Aquilino da Silva Gonçalves era o irmão o mais velho de 11 filhos, morreu junto a uma fazenda chamada “Tentativa”, refere Otília, que tem 53 anos, vive em Vieira de Leiria e está desempregada. Embora nunca tenha conhecido o irmão sem ser de foto, a presença da ausência “do mano”, como sempre o trata, marcou-lhe a infância, na aldeia de Ponte de São Vicente, distrito de Braga. “Eu, pequenina, ia dar com a minha mãe a chorar sentada no chão, atrás do milho. ‘Sai daqui’”, ordenava à filha. Não queria que a sua dor fosse vista. Foi assim durante anos.

No Verão, na altura de arejarem as roupas, do fundo de uma arca de madeira saía também o livro da primária “do mano”. Todos os anos os pais mandavam celebrar missa por altura do nascimento do filho e da sua morte. “Eu via a tristeza deles.” “Trazer o meu mano é uma homenagem aos meus pais [que entretanto morreram], é para lhes dar descanso a eles, e a mim. Ele está lá sozinho, abandonado”. Para Otília sempre houve algo inacabado.

Muitos donativos

Há cerca de 20 anos conseguiu, com a ajuda de um militar, localizar a campa do irmão no Cemitério de Sassa, a cerca de 60 quilómetros de Luanda. Escreveu muitas cartas e emails, do Presidente da República, ao primeiro-ministro, “a todos os órgãos”. “‘Acusamos a recepção, com os melhores cumprimentos.’ Mais nada. Ele é português, não é angolano.”

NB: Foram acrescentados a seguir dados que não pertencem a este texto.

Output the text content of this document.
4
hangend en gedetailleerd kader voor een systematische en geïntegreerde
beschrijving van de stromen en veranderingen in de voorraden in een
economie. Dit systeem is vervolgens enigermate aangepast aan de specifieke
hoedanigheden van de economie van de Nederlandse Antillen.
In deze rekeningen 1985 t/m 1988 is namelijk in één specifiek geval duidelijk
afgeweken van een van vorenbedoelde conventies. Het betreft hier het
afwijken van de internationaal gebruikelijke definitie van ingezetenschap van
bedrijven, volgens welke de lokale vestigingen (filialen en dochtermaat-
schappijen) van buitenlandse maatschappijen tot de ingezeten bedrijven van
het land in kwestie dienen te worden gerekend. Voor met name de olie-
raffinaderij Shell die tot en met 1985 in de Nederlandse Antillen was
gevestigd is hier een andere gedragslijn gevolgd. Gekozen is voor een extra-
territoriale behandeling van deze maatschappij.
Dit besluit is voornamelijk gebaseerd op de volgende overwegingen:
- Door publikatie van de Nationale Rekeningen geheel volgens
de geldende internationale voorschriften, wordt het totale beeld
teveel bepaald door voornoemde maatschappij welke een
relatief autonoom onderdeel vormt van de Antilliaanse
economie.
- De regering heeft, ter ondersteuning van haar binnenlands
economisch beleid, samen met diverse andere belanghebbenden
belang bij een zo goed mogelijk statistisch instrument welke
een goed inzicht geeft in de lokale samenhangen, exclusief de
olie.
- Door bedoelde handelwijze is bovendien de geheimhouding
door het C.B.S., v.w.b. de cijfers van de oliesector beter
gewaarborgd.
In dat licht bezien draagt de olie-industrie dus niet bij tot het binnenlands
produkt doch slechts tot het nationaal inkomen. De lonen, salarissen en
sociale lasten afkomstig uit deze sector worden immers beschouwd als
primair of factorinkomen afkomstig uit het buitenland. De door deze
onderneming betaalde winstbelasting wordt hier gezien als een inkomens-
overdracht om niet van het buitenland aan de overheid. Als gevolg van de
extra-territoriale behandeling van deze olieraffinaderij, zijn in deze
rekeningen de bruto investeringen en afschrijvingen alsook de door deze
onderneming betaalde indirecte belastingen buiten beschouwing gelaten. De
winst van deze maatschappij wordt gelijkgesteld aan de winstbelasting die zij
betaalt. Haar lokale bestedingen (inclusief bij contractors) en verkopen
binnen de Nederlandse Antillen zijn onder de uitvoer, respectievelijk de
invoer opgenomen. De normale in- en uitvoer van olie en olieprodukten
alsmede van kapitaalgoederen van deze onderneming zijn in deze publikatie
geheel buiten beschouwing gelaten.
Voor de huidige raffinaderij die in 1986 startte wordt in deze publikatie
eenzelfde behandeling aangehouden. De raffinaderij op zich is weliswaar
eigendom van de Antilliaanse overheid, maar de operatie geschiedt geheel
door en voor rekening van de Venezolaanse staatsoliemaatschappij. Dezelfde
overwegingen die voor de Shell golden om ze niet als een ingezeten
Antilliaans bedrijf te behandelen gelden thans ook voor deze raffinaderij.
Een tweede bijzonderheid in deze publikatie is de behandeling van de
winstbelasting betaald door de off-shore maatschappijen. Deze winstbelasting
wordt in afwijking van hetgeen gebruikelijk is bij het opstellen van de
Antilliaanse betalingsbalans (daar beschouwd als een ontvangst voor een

Otília Gonçalves acompanhou de perto todo o processo levado a cabo por Ernestina da Silva, uma filha que só em Dezembro do ano passado conseguiu trazer o corpo do pai, um soldado pára-quedista morto em combate em Angola em 1963. Otília foi de propósito a Lobão da Beira para o funeral de António da Conceição Lopes da Silva e, tal como aquela filha, teve a mesma pessoa a ajudá-la no longo e caro processo burocrático, Carlos Rosa, um português que chegou a Angola em 2009 para trabalhar numa construtora, mas que tem ajudado familiares de ex-militares cujos restos mortais não chegaram a ser trazidos para Portugal.

Só este ano Otília Gonçalves conseguirá trazer o corpo, “com a bondade de muitas pessoas”, porque foi o tempo que lhe levou a angariar os 6500 euros de despesas com a funerária em Angola mais os 1500 euros da funerária em Portugal. No seu Facebook pediu também donativos a ex-combatentes.

O transporte aéreo será assegurado pela Tap, no âmbito de um acordo que a Liga dos Combatentes tem com a transportadora.

O irmão será enterrado no cemitério da aldeia onde nasceu e onde também estão os pais, na freguesia de Ponte de São Vicente. “Creio que vou ficar finalmente em paz.”